J’ai eu la chance de travailler avec les Anglais, j’ai vu leur manière de faire, caractérisée par une profonde rigueur, dont certains fonctionnaires se sont inspirés. Après l’indépendance, nous avons su reprendre le relais. Aujourd’hui, la question qui se pose, c’est la transmission de ces valeurs, qui risquent de se perdre, car nous avons une problématique de générations à tous les niveaux. Il faut étudier l’histoire de la fonction publique, à Maurice pour comprendre son cheminement et ce que nous avons accompli, pour ensuite se projeter dans le futur. Les cours, les stages de formation servent à cela.

N’est-ce pas là la fonction de nos institutions scolaires ?
C’est une question complexe, car les études littéraires de même que celles de langues s’appauvrissent. Certains fonctionnaires ont été éduqués dans cette tradition, or aujourd’hui, je m’aperçois que certains ne connaissent même pas l’histoire de Maurice, ni ne s’intéressent à l’actualité internationale. Cela s’applique à tout le monde, car on ne s’efforce pas à transmettre les valeurs.

Est-ce que le ministère fait-il assez pour la formation des fonctionnaires ?
Oui, des moyens énormes sont investis pour leur professionnalisation, notamment dans le service-clients, dans le collège qui sera bientôt transféré à Ébène.

Mais existent-t-il des moyens afin d’évaluer la qualité de leurs services ?
Oui, ils peuvent être jugés par leurs pairs, le public et les journalistes, il existe une véritable transparence pour ce faire. Mais c’est aussi au chef de personnel de le faire, s’il ne le fait pas, je me demande qui va le faire. Des réunions sont organisées pour examiner les attitudes, les comportements. Même au sein du Conseil des Ministres, on sait ce qui se passe, car ces derniers en font état.

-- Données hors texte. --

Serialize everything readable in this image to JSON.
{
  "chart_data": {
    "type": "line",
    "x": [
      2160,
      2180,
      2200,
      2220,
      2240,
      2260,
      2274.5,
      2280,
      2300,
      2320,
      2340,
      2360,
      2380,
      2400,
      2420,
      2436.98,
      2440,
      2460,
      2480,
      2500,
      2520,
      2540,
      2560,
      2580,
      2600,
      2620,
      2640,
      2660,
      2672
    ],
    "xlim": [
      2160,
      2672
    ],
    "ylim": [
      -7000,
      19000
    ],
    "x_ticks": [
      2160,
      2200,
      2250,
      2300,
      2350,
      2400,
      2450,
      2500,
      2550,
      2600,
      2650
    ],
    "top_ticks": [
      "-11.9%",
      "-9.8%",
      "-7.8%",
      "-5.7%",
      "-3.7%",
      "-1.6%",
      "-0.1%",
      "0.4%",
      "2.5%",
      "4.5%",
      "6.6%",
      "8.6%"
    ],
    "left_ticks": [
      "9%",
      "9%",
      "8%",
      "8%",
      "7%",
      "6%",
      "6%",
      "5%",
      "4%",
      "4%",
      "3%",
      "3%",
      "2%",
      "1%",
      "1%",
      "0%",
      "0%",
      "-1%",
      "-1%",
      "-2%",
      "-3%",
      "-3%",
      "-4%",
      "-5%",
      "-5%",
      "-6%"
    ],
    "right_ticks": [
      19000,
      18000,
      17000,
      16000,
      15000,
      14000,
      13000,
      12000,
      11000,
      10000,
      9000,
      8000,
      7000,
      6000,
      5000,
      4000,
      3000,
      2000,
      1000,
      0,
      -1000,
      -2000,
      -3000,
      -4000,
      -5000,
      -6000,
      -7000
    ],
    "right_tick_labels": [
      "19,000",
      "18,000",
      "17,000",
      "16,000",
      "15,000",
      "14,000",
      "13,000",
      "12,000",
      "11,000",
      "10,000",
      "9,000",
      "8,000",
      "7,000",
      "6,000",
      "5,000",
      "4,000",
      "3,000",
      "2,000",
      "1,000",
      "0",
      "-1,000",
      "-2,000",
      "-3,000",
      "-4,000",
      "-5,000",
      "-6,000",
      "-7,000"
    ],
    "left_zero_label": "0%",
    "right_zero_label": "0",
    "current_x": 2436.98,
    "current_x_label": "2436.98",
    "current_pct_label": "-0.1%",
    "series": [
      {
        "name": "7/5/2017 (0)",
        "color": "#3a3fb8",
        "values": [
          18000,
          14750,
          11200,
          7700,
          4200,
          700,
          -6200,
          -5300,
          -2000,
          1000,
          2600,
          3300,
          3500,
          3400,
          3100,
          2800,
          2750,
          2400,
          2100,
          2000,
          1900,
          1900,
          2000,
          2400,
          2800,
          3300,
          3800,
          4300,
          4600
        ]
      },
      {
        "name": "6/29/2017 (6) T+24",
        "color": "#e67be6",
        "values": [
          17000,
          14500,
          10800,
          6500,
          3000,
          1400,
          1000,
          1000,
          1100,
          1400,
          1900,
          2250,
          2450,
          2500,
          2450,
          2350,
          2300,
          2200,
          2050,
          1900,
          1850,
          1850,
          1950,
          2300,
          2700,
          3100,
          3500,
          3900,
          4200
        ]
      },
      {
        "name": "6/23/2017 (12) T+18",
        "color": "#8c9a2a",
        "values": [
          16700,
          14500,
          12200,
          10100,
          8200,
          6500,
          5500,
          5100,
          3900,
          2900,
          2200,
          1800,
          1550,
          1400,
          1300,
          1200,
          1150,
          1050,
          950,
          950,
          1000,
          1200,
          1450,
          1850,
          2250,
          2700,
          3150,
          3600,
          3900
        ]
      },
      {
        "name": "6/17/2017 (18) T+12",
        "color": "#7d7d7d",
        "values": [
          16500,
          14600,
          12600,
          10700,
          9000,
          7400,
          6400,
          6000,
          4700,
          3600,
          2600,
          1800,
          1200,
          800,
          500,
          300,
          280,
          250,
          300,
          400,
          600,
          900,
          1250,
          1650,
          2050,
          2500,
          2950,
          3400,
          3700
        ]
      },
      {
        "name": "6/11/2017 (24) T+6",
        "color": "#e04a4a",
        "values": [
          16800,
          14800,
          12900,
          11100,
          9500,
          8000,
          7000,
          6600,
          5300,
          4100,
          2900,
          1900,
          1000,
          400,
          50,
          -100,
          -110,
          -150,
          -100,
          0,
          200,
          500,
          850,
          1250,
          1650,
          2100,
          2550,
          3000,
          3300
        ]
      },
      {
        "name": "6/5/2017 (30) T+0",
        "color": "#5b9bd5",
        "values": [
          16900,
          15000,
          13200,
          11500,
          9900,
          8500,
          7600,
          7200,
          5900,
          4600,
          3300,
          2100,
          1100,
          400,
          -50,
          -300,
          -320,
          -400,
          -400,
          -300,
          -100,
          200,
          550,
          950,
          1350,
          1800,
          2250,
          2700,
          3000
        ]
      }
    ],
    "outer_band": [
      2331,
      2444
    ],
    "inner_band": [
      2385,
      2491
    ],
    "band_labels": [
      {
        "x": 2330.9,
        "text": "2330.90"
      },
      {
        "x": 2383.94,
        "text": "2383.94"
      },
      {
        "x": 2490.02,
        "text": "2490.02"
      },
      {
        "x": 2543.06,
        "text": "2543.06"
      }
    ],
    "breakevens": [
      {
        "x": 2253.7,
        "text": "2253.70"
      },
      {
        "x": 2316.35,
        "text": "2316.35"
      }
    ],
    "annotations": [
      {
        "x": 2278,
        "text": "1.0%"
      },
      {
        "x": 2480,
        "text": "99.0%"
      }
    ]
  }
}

Est-ce qu’un fonctionnaire peut-il entraver le projet de son ministre pour des divergences politiques ?
Un fonctionnaire n’est pas payé pour servir un parti politique, ni pour avoir des états d’âme, mais pour servir le gouvernement, mettre en œuvre sa politique. Cela figure dans son code de conduit. S’il s’en écarte, c’est qu’il se comporte mal et il se mettrait en danger.